Nachdem vor ein paar Jahren der Plan von einer großflächigen Photovoltaik-Anlage auf dem Ravelin-Camp scheiterte, weil der Investor kurzfristig absprang, können sich Teile der Hamelner Politik mit einem Neubaugebiet anfreunden. FDP und CDU äußerten sich bereits öffentlich, dass sie sich eine Bebauung des ehemaligen Übungsgeländes durchaus vorstellen könnten. Die Grünen sind dagegen. „Es gibt genug andere Flächen, auf denen gebaut werden kann“, sagt der Fraktionsvorsitzende im Rat, Sven Kornfeld. Er meint damit, mögliche Baugebiete am Basberg und an der Breslauer Allee, die ebenfalls im Gespräch sind. „Das Ravelin-Camp soll jedenfalls unangetastet bleiben“, ist Kornfeld überzeugt.
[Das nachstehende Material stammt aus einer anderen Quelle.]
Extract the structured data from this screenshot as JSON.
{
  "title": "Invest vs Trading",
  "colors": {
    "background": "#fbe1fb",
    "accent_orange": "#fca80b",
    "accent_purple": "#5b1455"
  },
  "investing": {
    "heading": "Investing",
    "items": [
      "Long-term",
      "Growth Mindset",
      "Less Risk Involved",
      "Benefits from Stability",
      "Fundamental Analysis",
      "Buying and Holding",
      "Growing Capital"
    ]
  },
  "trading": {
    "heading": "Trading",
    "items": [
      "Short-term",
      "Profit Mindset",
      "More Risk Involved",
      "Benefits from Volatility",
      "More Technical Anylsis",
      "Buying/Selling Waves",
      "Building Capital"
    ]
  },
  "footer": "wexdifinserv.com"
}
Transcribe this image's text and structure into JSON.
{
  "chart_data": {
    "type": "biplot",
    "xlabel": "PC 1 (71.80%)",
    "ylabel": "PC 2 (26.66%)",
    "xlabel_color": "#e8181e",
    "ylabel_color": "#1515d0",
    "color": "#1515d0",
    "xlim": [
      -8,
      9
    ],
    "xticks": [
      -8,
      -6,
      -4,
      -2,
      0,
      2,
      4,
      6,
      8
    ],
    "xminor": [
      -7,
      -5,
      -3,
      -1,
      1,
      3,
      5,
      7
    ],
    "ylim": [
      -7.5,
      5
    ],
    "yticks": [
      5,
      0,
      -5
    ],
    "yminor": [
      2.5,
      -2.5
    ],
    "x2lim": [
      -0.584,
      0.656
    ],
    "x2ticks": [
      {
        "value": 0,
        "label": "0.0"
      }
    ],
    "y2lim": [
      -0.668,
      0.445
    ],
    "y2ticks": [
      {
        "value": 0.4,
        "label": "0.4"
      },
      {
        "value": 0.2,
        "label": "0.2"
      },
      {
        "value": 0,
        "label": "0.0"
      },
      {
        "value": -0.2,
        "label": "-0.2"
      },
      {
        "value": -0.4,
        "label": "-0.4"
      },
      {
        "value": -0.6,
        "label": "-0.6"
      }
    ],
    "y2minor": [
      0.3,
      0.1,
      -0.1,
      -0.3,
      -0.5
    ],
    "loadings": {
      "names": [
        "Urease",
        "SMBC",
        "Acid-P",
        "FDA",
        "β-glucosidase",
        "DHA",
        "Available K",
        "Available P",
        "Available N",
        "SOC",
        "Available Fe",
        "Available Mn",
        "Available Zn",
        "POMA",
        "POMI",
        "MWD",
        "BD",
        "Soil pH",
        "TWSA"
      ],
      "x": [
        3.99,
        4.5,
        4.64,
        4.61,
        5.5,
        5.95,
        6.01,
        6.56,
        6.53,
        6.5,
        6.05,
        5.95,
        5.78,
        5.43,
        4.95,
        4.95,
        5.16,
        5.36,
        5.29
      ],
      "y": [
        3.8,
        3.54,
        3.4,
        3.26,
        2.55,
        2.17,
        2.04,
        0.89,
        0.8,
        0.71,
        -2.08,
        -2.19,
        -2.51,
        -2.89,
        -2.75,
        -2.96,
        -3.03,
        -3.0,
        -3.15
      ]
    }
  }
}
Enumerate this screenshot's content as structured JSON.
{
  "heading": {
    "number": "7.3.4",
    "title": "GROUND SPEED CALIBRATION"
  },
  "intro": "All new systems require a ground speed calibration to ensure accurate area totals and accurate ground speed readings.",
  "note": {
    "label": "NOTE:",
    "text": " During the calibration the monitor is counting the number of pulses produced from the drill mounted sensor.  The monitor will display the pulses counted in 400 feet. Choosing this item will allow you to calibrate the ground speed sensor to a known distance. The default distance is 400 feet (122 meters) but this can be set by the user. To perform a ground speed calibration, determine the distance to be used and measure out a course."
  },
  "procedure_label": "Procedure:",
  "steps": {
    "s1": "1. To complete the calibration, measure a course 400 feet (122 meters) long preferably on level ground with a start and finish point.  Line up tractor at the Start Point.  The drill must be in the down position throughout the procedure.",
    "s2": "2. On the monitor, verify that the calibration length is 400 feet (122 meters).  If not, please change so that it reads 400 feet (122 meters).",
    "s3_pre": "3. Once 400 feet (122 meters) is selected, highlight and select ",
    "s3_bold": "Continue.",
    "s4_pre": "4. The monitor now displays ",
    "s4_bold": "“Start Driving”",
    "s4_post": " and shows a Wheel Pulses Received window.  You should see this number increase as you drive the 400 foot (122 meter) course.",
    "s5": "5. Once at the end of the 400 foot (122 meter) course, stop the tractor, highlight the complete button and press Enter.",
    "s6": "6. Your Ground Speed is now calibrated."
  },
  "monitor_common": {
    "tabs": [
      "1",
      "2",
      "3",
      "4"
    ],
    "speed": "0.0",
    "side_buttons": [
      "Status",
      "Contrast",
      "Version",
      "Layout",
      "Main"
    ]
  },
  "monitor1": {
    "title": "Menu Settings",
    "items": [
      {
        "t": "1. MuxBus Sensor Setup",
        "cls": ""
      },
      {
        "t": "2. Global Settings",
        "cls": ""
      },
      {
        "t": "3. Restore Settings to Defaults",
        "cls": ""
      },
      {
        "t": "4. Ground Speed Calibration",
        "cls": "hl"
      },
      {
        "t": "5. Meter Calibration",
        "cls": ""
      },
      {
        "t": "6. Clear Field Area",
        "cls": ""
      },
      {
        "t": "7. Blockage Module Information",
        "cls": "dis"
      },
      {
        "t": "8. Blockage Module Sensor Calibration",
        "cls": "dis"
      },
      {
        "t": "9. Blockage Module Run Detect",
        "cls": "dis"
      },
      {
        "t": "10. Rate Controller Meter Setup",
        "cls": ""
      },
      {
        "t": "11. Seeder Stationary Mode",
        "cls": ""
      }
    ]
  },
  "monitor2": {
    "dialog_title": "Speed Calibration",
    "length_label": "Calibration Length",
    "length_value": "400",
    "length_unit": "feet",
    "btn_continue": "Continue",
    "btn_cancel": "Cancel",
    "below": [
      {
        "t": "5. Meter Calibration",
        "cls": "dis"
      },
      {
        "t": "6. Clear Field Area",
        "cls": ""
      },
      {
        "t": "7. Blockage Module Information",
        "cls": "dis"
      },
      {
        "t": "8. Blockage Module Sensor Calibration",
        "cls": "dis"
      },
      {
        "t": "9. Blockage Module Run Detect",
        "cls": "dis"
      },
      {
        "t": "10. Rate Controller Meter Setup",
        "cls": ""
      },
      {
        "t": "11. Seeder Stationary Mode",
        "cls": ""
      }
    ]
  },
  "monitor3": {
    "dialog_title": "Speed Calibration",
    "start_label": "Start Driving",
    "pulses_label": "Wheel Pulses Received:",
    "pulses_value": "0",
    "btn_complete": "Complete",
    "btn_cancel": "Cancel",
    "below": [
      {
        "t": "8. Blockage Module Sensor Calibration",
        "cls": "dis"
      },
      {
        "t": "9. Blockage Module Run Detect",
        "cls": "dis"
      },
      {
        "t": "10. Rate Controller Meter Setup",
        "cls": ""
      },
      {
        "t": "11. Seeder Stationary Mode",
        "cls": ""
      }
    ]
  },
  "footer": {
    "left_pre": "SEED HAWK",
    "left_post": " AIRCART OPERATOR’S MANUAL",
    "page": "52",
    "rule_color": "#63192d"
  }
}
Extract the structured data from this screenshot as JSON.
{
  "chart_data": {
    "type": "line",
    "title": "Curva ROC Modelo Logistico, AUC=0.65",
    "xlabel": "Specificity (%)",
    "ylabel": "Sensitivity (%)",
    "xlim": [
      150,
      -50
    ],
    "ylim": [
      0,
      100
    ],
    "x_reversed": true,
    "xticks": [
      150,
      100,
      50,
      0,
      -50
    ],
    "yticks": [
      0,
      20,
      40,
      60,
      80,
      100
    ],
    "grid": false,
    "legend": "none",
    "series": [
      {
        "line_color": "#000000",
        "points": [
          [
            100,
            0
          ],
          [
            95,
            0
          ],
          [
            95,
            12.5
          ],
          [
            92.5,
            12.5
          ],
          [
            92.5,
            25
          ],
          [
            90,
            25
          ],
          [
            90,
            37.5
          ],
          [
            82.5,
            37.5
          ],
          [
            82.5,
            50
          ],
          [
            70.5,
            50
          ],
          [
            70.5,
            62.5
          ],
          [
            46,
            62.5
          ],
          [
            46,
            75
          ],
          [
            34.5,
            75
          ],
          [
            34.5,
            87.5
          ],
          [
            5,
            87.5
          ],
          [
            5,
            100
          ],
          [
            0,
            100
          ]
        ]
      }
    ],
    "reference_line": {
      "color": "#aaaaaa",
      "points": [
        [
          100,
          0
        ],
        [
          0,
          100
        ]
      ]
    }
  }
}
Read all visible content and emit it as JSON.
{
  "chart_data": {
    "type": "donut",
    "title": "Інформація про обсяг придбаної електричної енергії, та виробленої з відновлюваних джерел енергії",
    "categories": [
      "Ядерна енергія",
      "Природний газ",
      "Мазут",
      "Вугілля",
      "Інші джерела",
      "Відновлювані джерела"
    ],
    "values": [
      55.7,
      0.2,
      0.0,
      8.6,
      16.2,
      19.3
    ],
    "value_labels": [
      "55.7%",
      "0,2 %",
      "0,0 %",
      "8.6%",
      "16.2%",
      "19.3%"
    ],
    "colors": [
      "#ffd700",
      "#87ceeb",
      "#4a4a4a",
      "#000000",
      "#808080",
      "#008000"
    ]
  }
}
Der Ortsverband der Grünen hat dieser Forderung Nachdruck verliehen. Die Partei hat eine Resolution an Bundesumweltministerin Barbara Hendricks (SPD) geschickt. Darin heißt es: „Ravelin Camp nicht bebauen – unter Naturschutz stellen“. Die Grünen begründen dies mit unter Schutz stehenden Tier- und Pflanzenarten, die sich dort angesiedelt hätten. Deshalb solle die Ministerin, „das komplette Ravelin-Camp inklusive der erforderlichen Pufferzonen und der Streuobstwiese als Reservoir für Biodiversität dem darüber befindlichen von Ihnen ausgewiesenen Naturerbewald“ angliedern.

Sollte es dazu kommen, wäre jegliche Art der Bebauung für das ehemalige Ravelin-Camp tabu.